Last updated May 25, 2019

What Is Bloom Filter And How Useful It Is For Data Science

Share

Published on May 25, 2019

by Ram Sagar

Bloom filter, an ingenious data structure invented 50 years ago by Howard Bloom to test whether a certain elements belongs to a certain set.

There are many applications of bloom filters such as detecting malicious URLs on browsers, wallet synchronisation for cryptocurrencies, reducing datacenter workloads, recommendation system.

Knowledge of hash function prior to knowing Bloom Filter would be of great use here. But, in short, hash functions can be thought of as code given to each data item. The data item can be anything. It can be a string saying Hello World and there will be a corresponding code. This code is used as an index to share the information in a secure way and to retrieve information from memory core. This code tells the computer what to look for and where to.

Bloom filters have a number of hash functions, which are used to set bits in the bit array. The bit positions are determined by the hash functions.

As stated earlier, bloom filter was invented to check whether a set contains certain elements.

When a question is asked to check whether certain data item exists, then the hashed index or code(unique ID) corresponding to that item is checked. If the filter contains all the parts of the code with that of item then it can be concluded that the data item exists.

There can be false positives from time to time, and if you don’t need to remove items, it’s a great choice. A Bloom filter has constant time complexity for both adding items and asking whether they are present, and it requires very little space relative to the size of the items needed to store and check. It gets these properties in large part because it is based on hash functions.

Bloom Filter For Recommendation System

The use of machine learning for recommending movies based on user’s history and techniques like collaborative filtering has been widely documented and companies like Netflix and Amazon employ them on a large scale. In the case of Medium, one of the widely popular publishing platforms which has more than 30 million users every month.

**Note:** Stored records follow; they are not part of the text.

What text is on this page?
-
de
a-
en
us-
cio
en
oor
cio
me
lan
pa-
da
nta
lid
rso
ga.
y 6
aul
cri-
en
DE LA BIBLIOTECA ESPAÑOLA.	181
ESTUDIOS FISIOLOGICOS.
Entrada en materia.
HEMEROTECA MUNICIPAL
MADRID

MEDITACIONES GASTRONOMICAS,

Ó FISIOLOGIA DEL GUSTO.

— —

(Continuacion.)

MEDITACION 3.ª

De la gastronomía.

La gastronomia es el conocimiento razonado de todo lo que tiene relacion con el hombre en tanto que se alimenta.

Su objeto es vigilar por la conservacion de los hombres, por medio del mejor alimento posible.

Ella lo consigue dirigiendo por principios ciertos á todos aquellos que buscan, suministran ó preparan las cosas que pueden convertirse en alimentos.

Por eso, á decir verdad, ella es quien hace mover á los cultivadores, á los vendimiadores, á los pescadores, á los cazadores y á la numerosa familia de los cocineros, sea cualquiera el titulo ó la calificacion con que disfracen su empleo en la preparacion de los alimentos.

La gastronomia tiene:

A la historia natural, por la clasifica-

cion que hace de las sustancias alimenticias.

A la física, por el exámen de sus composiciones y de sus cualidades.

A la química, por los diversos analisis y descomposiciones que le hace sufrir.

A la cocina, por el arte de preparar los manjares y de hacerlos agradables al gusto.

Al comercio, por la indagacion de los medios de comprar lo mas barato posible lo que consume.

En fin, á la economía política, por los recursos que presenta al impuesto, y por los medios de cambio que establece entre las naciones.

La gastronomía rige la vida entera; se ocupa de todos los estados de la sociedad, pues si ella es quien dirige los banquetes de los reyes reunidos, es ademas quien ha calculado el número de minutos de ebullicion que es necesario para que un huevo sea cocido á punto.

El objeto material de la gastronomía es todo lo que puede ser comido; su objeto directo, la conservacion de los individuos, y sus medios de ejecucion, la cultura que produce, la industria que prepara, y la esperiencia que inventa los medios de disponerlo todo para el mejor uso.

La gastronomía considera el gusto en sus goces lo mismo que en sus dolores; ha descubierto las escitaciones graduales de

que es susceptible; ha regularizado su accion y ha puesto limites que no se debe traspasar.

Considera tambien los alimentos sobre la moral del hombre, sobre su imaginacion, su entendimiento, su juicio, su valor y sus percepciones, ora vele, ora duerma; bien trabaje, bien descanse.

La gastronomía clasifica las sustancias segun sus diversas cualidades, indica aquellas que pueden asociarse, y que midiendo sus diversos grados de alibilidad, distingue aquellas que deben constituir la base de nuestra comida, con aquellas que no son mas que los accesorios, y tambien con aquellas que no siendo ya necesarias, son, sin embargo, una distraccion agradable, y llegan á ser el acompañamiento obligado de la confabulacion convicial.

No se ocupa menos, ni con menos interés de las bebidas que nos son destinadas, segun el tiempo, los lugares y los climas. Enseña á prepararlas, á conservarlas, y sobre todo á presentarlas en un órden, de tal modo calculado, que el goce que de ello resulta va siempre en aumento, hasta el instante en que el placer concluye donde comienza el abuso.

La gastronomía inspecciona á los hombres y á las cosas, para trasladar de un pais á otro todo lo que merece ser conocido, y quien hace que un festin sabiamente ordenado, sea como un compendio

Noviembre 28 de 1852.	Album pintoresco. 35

For Medium, a simple method for suggesting a story might be “because you follow the author.” A more complex one might be collaborative filtering, which can be described as “people who recommended lots of the stories that you recommended also recommended this story”.

Medium has thousands of blog posts and each of these has an ID and is stored in a database table, but the table is so big, and accessed so frequently, that it can’t fit on one machine. The database takes the ID, hashes it to a unique value, and uses that to jump straight to the record location like we discussed earlier.

So, when a certain story is recommended to a user, the algorithm needs to be sure whether it has been suggested before or had already been read. read story is stored as a data item along with many other data and it is inefficient to call all these to verify quick actions. This is where Bloom filter comes into play. It is a mechanism that is particularly good at answering the question “has this been seen before?”.